ちなみに東京ディズニーランドも、オープンから日の浅い1980年代は、高速道路のパーキングエリアの隅っこにあるアメリカンドックやクレープを売る屋台レベルの食事だったらしい。これも今のクオリティにあがったのは10年後のことだ。
①ファミレス
1990年代であれば、外資系の上質なファミレスが首都圏の各地に存在していた。それらは昭和の時代のうちに日本の進出していたが、バブル全盛期はまだまだ発展途上だった。シズラー、IHOP、レッドロブスターあたりはそれだろう。本来はデニーズもその路線だったし、ロイヤルホストは国内資本ながら健闘していた。
バブル全盛時期は豊かさに乗じて、世界各国のグルメを「知った」時代である。とくにイタリア料理(イタ飯)はブームにもなった。しかし当時を知る人の話を複合すると、「今のサイゼリアの方がクオリティが高い」という。日本人がイタリア料理をそもそも知らなかったからこそ、東京の一等地でボッタクリビジネスができたわけである。そして、「今のサイゼリアの水準」が定まり全国展開をしていた時期が、まさに1990年代後半ごろなのだ。

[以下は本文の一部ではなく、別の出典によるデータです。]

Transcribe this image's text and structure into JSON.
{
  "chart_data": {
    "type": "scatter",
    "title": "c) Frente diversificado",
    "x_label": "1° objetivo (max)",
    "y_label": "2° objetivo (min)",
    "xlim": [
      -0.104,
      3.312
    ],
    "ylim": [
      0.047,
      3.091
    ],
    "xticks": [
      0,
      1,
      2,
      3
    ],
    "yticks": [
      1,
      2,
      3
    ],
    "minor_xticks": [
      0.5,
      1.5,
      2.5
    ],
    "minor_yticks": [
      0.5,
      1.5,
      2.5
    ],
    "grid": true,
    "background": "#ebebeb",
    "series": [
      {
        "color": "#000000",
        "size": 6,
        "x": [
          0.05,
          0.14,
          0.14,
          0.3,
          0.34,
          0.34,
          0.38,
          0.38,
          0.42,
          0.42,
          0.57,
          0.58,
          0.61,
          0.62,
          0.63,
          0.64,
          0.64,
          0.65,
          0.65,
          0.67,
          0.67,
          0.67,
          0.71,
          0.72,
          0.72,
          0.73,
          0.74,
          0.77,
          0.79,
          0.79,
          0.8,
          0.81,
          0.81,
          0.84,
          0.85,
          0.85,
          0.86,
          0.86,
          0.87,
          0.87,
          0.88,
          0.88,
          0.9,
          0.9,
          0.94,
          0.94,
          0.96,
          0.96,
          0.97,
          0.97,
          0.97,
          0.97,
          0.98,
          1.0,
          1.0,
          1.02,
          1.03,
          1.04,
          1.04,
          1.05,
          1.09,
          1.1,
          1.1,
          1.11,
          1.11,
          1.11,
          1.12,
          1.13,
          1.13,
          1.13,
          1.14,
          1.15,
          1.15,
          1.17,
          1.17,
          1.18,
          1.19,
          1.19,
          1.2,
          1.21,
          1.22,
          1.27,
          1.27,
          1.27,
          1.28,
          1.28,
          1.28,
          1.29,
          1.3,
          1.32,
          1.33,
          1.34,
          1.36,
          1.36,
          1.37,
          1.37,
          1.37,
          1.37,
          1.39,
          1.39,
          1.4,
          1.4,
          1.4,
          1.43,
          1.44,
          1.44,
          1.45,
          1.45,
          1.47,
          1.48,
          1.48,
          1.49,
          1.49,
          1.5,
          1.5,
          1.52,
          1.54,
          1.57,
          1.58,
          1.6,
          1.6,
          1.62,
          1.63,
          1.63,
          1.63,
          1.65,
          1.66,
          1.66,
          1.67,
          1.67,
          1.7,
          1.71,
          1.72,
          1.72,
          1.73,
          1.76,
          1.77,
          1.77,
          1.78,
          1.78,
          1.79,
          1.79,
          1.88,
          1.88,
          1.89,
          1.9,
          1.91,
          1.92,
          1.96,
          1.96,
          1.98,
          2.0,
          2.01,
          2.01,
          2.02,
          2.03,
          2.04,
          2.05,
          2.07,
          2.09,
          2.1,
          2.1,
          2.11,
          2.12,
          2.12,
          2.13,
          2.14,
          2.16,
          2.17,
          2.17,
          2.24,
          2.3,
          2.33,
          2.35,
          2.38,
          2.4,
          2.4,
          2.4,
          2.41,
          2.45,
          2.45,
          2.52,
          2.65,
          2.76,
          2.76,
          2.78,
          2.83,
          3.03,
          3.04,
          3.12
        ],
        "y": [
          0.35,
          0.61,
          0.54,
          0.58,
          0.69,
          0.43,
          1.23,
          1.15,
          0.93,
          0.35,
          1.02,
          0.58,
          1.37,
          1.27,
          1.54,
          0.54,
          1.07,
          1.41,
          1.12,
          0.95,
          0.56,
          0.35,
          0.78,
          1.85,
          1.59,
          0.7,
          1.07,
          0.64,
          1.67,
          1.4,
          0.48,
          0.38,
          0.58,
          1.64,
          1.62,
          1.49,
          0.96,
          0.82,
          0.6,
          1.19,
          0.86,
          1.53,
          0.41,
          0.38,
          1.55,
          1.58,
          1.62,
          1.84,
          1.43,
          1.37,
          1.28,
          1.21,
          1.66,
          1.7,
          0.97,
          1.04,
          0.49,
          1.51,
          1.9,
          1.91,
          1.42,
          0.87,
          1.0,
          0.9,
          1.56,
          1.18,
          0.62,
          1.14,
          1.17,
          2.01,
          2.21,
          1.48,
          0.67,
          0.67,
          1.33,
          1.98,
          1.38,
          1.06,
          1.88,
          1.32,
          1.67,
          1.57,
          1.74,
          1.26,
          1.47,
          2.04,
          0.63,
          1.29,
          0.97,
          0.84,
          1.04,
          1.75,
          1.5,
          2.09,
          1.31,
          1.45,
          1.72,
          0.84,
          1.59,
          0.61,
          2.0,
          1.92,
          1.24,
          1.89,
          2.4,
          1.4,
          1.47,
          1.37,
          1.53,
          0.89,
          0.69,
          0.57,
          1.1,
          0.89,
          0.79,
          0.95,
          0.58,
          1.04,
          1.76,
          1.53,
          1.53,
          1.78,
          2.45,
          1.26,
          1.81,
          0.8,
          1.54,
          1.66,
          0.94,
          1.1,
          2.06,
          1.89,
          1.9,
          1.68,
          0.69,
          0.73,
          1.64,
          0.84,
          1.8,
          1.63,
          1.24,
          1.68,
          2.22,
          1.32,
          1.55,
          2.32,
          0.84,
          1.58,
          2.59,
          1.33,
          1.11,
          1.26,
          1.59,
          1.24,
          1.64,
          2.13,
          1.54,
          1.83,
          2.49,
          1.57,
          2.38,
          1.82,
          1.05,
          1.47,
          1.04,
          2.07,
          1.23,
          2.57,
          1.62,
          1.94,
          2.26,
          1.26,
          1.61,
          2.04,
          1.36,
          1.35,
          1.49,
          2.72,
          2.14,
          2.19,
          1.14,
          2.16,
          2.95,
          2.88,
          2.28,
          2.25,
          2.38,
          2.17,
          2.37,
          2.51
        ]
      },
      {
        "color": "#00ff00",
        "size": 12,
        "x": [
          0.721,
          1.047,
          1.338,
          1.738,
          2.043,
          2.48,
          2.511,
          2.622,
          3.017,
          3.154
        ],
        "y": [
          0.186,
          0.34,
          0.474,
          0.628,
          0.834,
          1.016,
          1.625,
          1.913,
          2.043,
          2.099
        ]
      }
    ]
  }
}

2000年代半ばあたりから、不景気を理由に各地の街から姿を消す外食チェーンが一斉にでてきた。だいたいが「中の上」あたりの選択肢である。
カーサ、サンデーサン、すかいらーくは全面消滅。IHOP日本版も撤退。残る資本も、「中の上」の店ほど店舗数は激減し、そのかわりにガストやサイゼリアばかりが伸びた。回転寿司も「いけすの魚を職人がさばいて握る、皿ごとに値段の違う本格回転寿司」は2000年あたりまでは全盛だったが、その後は閉店ばかりで今や百円均一でロボットの握るかっぱ寿司系列が主流だ。
②大型レジャースポット
バブル絶頂期というと昭和60年代だと思いがちだ。実際そうだ。
だが、「ジュリアナ東京」は実は1991年オープンである。年号が平成に代わり1990年代になってからオープンしているのである。テレビや映像で振り返るときに「絵的に」それっぽいからやたらと引き合いに出されるだけなのだ。
ジュリアナ東京が閉鎖したのは1994年である。まさに不景気によって潰れたわけだが、実はこれがディスコの終焉ではない。その数か月後には、ジュリアナを手掛けた折口雅博氏がアジア最大のディスコ「ヴェルファーレ」を六本木に立ち上げている。として、なんと2007年まで営業していたのだから驚きである。ジュリアナ以上に息が長く不景気を生き抜いたのだ。Wikipediaによるとこのヴェルファーレの「成功」によってジュリアナの失敗で抱えた借金を返済したというのだから驚きだ。
日本人の多くの共通認識として「ディスコ文化は1970年代後半に華やぎ、バブルピークに全盛を迎え昭和の終わりとともに廃れた」という思い込みがあるが、実際には平成に元号が変わってからが繁栄の始まりだったのだ。
船橋に大型屋内スキー場「ザウス」ができたのも実は1993年である。東関東自動車道から見えるド派手な建造物には度肝を抜かされたものだ。都心の近場で夏場でもスキーができることから多くの若者が全盛期ここに押し寄せた。ディズニーランドやららぽーとが近いことからデートスポットとしても重宝されたようだ。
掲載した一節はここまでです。